Ma che cosa succederà dopo? Il virus non andrà via con uno schiocco di dita ed è qui con l’intenzione di restare.
Come ha spiegato Anthony Fauci, consulente medico del presidente Usa Biden per il Covid, siamo solo nella prima delle «cinque fasi pandemiche», quella con un impatto ancora molto negativo sul globo intero. Seguiranno una decelerazione e, salvo nuove varianti, la fase di controllo, definita «endemica».
«Endemicità» significa che il virus continuerà a circolare in alcune parti della popolazione mondiale per anni, ma la sua prevalenza e il suo impatto scenderanno a livelli relativamente più gestibili.

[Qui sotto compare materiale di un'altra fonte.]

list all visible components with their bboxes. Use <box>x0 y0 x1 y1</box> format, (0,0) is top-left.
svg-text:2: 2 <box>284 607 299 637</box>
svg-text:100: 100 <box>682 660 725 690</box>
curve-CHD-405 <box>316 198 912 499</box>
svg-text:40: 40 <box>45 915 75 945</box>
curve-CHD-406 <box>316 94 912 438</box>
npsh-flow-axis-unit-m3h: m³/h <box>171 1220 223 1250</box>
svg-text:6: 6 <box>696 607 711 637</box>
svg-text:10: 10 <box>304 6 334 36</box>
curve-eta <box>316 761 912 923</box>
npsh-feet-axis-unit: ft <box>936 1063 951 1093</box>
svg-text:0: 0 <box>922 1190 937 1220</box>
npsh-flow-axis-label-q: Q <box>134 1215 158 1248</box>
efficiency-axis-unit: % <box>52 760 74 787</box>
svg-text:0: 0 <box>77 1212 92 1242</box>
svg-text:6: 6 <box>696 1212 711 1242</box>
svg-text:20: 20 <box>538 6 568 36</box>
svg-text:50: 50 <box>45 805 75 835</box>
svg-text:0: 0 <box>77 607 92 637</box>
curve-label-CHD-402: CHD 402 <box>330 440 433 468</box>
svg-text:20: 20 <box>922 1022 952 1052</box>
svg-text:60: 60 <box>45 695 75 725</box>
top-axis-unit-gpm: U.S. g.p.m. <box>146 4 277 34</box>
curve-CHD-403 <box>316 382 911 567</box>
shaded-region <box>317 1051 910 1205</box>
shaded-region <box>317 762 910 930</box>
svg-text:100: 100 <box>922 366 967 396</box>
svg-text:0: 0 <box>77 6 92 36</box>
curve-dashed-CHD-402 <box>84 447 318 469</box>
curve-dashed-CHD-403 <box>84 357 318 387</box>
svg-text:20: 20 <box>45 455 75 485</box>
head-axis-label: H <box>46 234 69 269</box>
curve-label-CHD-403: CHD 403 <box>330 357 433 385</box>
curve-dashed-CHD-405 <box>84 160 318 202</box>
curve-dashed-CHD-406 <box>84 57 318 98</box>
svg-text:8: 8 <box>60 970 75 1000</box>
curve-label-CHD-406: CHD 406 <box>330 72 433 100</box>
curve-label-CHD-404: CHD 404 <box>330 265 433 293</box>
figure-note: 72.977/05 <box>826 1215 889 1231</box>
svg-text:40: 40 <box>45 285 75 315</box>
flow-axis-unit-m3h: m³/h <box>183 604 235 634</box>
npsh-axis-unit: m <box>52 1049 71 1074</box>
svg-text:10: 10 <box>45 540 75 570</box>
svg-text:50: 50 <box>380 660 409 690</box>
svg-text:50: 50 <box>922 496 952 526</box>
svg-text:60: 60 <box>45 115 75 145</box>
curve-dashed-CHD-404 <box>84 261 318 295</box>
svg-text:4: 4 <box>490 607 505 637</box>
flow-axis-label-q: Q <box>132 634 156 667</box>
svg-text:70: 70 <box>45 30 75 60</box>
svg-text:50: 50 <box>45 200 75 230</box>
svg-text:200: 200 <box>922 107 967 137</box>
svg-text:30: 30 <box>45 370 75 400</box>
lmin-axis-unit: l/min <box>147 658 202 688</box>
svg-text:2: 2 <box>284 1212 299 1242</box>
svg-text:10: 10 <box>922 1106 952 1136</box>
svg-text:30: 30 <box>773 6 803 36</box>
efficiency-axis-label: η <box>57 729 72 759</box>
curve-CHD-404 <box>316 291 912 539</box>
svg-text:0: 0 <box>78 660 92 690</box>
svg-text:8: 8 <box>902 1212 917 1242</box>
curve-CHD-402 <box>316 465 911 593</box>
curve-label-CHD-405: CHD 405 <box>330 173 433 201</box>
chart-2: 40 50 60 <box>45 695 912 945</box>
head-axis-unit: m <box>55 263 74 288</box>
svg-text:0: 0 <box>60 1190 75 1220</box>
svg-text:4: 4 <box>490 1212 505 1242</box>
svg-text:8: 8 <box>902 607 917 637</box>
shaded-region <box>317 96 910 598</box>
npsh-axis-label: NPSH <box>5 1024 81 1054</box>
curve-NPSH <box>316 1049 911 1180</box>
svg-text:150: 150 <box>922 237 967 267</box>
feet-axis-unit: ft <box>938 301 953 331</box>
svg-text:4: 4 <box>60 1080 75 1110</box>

Per classificare una malattia infettiva come «endemica» il tasso di infezione R0 (erre con zero) deve essere stabilmente inferiore o uguale a 1, in assenza di misure di contenimento (traguardo ancora lontano). Ma che cosa significherebbe in concreto avere a che fare con un virus endemico? La malaria è una malattia endemica nelle aree tropicali e subtropicali e ha ucciso più di 600 mila persone nel 2020. È vero che le persone ci convivono, ma non in modo indolore. «L’endemicità non implica una malattia lieve e una malattia lieve non implica endemicità», chiarisce al Financial Times Elizabeth Halloran, epidemiologa di Seattle. Ma ci sono anche altri fattori che entrano in gioco: «Qual è il tasso di ricoveri e decessi? Il sistema sanitario è sovraccarico?», si chiede Angela Rasmussen, virologa dell’Università del Saskatchewan in Canada.
L’incognita più grande in questo viaggio verso l’endemicità è la possibilità, molto concreta, che sorgano nuove varianti che potrebbero essere meno miti, più contagiose o entrambe le cose insieme.
L’idea che Sars-CoV-2 possa restare con noi per sempre può certamente suonare inquietante. D’altra parte, forse comprendere (e accettare) che la pandemia sia un’emergenza a lungo termine potrebbe aiutare i governi (e psicologicamente i cittadini) a organizzarsi in modo più efficace, introducendo nuove misure di sicurezza e scegliendo i giusti investimenti. Proprio l’ottimismo, infatti, potrebbe essere uno dei maggiori ostacoli a realizzare piani «di convivenza»: se ogni volta si pensa che il Covid stia andando via, si tenderà ad abbassare la guardia senza procedere con
investimenti essenziali.
Quali? Potenziare il più possibile la ricerca per arrivare a un vaccino universale monodose che valga per tutte le varianti; sviluppare un vero piano pandemico puntando sulla medicina territoriale e reparti ospedalieri ad hoc; proseguire nello sviluppo di farmaci antivirali efficaci, sicuri e a basso costo; assicurare il vaccino a tutti i Paesi del mondo; abbattere da subito il rischio di contagio grazie a investimenti nella «ventilazione meccanica controllata» all’interno degli edifici: un sistema che può rendere un ambiente chiuso, saturo di virus, come fosse esterno, con il vantaggio che le varianti non influirebbero sul suo funzionamento.